The Darkness and the Glory

“We rented a room,” she said.

Her voice cut across the table, cut through the banal conversations, commanding attention. Maybe five minutes earlier, they had been brought into the Commons at work, where Sales and Marketing were having a potluck. We had plenty of food, and we offered to let them join us.

“And in that room we pray for them, and I offer them rides when they need it. People ask me how I can, knowing what they’re doing, but that’s 20 minutes that they hear about Jesus.”

Dimly I remembered that they were Christina and Katana, and they were on the Genesee County Task Force for Sexual Exploitation. They were polished, professional, beautiful.

“They ask me why I don’t help them find new jobs, out of the Industry. And I tell them, it’s because they’ll just take their same mess into the next job or the next relationship. They need to see their own value first.

“And so we’ll pray for them, and I always pray two things. The first is for their safety. You know, when they’re out there on the floor, and the men are getting a little tipsy and pushy. It’s dangerous! And the second thing is that they’ll make the money they need that night, because they’re there and they need the money. And we need to meet them there, right where they’re at, so they can start to see their own value. And we let the Holy Spirit work.”

We were silent, waiting. The chili was pushed aside, the desserts forgotten. It was a frontline report at the war table.

“And I’ve had four women come to Jesus and get out of the Industry, just from me giving them rides. We kept showing up at the clubs and going into the dressing rooms and offering to pray for these women.

“There was this one club—the premier strip club in Genesee County at the time—and we were meeting there, and praying for them, and one day the owner came up to me and told me he couldn’t believe the change he’d seen in those women. They saw their own value. A month later, they had to close, because all the women quit.

“And I cannot believe just how amazing God is. That He would just open up the doors so we could go into strip clubs and pray for people. And they welcome us, and they serve us! They give us Coca-Cola and water. And God does his thing.”

the-burning-edge-of-dawn

Christina and Katana were only there with us for an hour, but there were so many stories. The doors God has opened. The strip club that gave them the $300/hour private room for them to use for prayer. The young teenage runaway, abandoned by her school, who was later found in Georgia, a victim of sex trafficking. The methods they use to get women far, far away from their pimps, their abusers. The gift bags they bring to the strippers: hats, scarves, cookies, lighters. Things that tell them, you are loved by a God so much greater than you can possibly imagine.

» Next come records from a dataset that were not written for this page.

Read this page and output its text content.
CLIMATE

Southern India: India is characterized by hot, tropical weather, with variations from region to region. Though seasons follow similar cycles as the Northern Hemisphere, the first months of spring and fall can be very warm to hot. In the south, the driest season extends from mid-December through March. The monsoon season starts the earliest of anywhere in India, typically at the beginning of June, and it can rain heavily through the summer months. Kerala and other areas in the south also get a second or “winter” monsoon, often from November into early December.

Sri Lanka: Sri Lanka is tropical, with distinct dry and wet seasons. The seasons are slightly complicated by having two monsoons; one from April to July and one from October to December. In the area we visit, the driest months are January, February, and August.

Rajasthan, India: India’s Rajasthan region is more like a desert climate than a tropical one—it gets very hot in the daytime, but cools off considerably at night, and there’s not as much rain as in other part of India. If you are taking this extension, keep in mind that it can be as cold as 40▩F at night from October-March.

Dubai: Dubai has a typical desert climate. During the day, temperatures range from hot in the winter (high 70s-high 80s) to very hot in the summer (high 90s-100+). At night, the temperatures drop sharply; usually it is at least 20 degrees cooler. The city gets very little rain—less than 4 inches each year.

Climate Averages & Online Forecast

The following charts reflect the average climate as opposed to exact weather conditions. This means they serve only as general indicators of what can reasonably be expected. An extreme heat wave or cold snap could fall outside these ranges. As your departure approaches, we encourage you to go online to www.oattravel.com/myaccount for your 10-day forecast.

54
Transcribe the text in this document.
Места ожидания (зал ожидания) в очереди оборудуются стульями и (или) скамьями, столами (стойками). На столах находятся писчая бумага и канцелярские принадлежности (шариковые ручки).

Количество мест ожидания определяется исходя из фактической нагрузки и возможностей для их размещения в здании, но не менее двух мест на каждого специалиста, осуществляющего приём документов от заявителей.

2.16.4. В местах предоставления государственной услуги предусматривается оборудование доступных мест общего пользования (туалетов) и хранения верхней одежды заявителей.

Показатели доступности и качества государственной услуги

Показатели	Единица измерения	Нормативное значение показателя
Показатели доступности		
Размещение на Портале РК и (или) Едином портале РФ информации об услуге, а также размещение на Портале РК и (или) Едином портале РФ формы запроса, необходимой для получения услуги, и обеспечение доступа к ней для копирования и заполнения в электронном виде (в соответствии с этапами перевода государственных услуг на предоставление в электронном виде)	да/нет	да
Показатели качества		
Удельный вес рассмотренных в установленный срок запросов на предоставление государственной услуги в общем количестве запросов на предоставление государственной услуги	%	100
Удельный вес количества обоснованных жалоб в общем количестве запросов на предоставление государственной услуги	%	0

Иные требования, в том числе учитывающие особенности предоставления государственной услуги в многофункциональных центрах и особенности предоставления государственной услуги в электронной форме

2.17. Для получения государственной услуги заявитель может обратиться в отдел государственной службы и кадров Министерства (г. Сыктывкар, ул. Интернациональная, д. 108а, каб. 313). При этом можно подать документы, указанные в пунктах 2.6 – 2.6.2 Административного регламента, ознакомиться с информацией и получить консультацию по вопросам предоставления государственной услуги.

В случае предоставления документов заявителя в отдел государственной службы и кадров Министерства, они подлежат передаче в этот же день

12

All because she took a step of faith and got swept along by the hand of a mighty God.

I was humbled, then, that I could ever dare to think of myself as being on the front lines of anything.

And yet also glad. I do not know why God saw fit to bring me here to Covenant Eyes, though I can trace the path He used. But why He should set me up in this particular corner of darkness is beyond me, and that I should be allowed to hold a tiny little flame of light at all is overwhelming.

Spiritual warfare is real, and the forces of darkness surround us. But I serve a God who shines brighter than the Sun, who will one day burn away the shadows. For some reason He has placed me here, where I can occasionally catch a glimpse of His glory through the dark—and I am so glad He did.